When union employees go on strike, they typically do so because they are seeking better pay, benefits or work conditions. By not working, they put pressure on employers to negotiate or meet their demands. However, some employers respond to strikes by hiring replacement workers in an attempt to reduce the impact of the strike on business.
In British Columbia, the provincial Labour Relations Code prohibits employers’ use of replacement workers except in certain limited circumstances. Recently, the federal government formally tabled similar legislation for debate that would apply to federally-regulated employers who are subject to the federal Canada Labour Code.
Banning the use of replacement workers
If passed, Bill C-58 would prevent federally regulated workplaces from hiring replacement workers — often colloquially referred to as “scabs” — when employees are on strike or during a lockout. Employers who violate the law would be subject to an investigation and could face fines of up to $100,000 per day.
However, there would be important exceptions to the ban. Businesses could hire new workers or contractors during a strike or lockout under special circumstances. These include where the services of the replacement worker are necessary in order to deal with imminent or serious health and safety threats or serious damage to the employer’s property or premises.
What does the future hold?
Various provincial and federal governments have considered replacement worker legislation in the past, and this type of legislation does not always succeed.
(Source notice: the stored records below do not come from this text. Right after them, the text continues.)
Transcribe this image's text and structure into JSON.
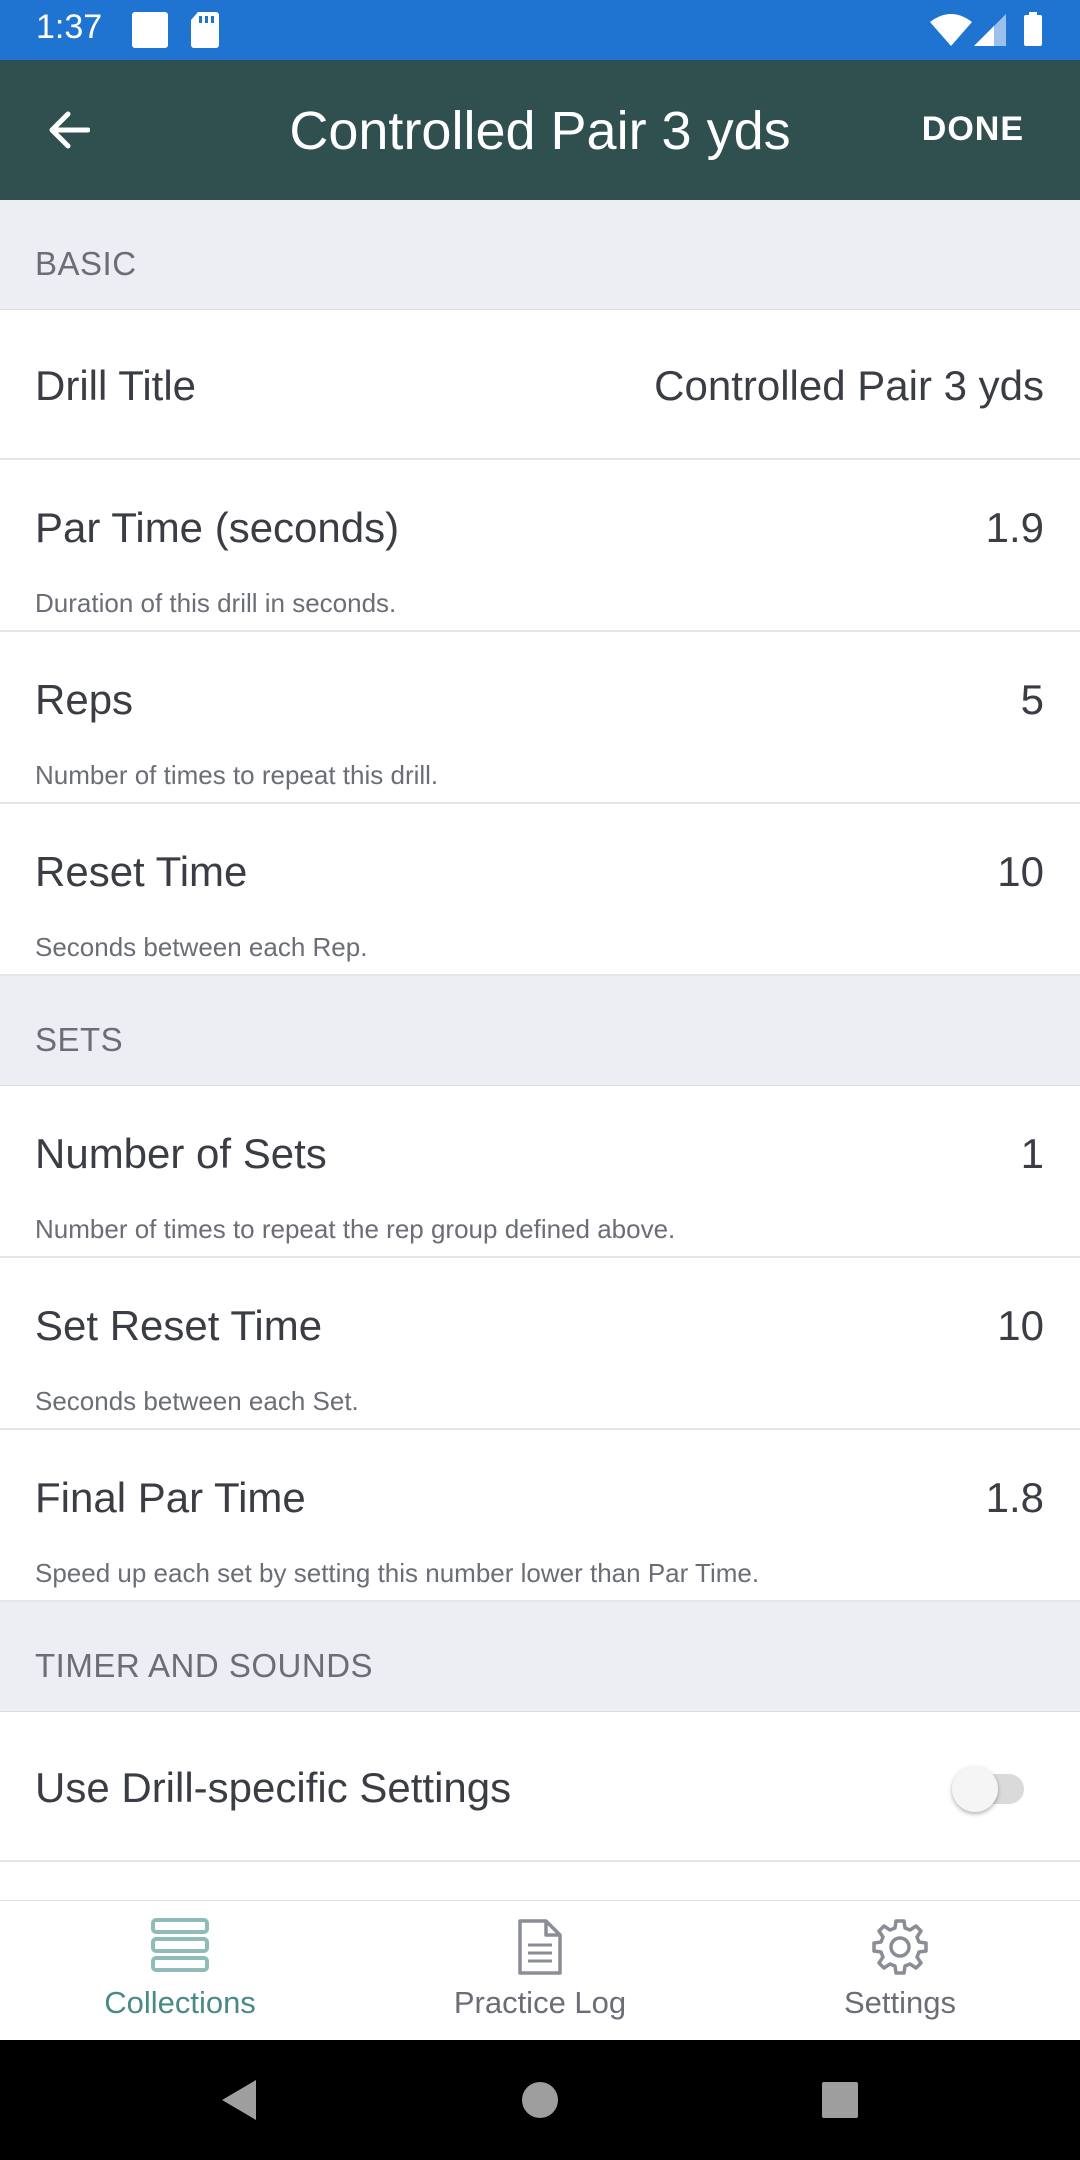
{
  "status_bar": {
    "time": "1:37"
  },
  "app_bar": {
    "title": "Controlled Pair 3 yds",
    "done_label": "DONE"
  },
  "sections": {
    "basic": {
      "header": "BASIC",
      "drill_title": {
        "label": "Drill Title",
        "value": "Controlled Pair 3 yds"
      },
      "par_time": {
        "label": "Par Time (seconds)",
        "value": "1.9",
        "desc": "Duration of this drill in seconds."
      },
      "reps": {
        "label": "Reps",
        "value": "5",
        "desc": "Number of times to repeat this drill."
      },
      "reset_time": {
        "label": "Reset Time",
        "value": "10",
        "desc": "Seconds between each Rep."
      }
    },
    "sets": {
      "header": "SETS",
      "number_of_sets": {
        "label": "Number of Sets",
        "value": "1",
        "desc": "Number of times to repeat the rep group defined above."
      },
      "set_reset_time": {
        "label": "Set Reset Time",
        "value": "10",
        "desc": "Seconds between each Set."
      },
      "final_par_time": {
        "label": "Final Par Time",
        "value": "1.8",
        "desc": "Speed up each set by setting this number lower than Par Time."
      }
    },
    "timer": {
      "header": "TIMER AND SOUNDS",
      "drill_specific": {
        "label": "Use Drill-specific Settings",
        "enabled": false
      }
    }
  },
  "bottom_nav": {
    "collections": "Collections",
    "practice_log": "Practice Log",
    "settings": "Settings",
    "active": "collections"
  },
  "colors": {
    "status_bar": "#1f74d2",
    "app_bar": "#30504f",
    "accent": "#4a8a86",
    "section_bg": "#eceef3"
  }
}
On one hand, critics of this type of legislation fear that prohibiting employers from hiring replacement workers in the event of strikes would only increase costs and strike frequency, which could devastate small businesses. On the other side are supporters of this type of legislation, who say that it is crucial to preserve and protect workers’ rights to strike.
We will continue to follow any developments with this proposed federal legislation. We will continue to advise employers, unions, employee groups and individuals in labour relations matters.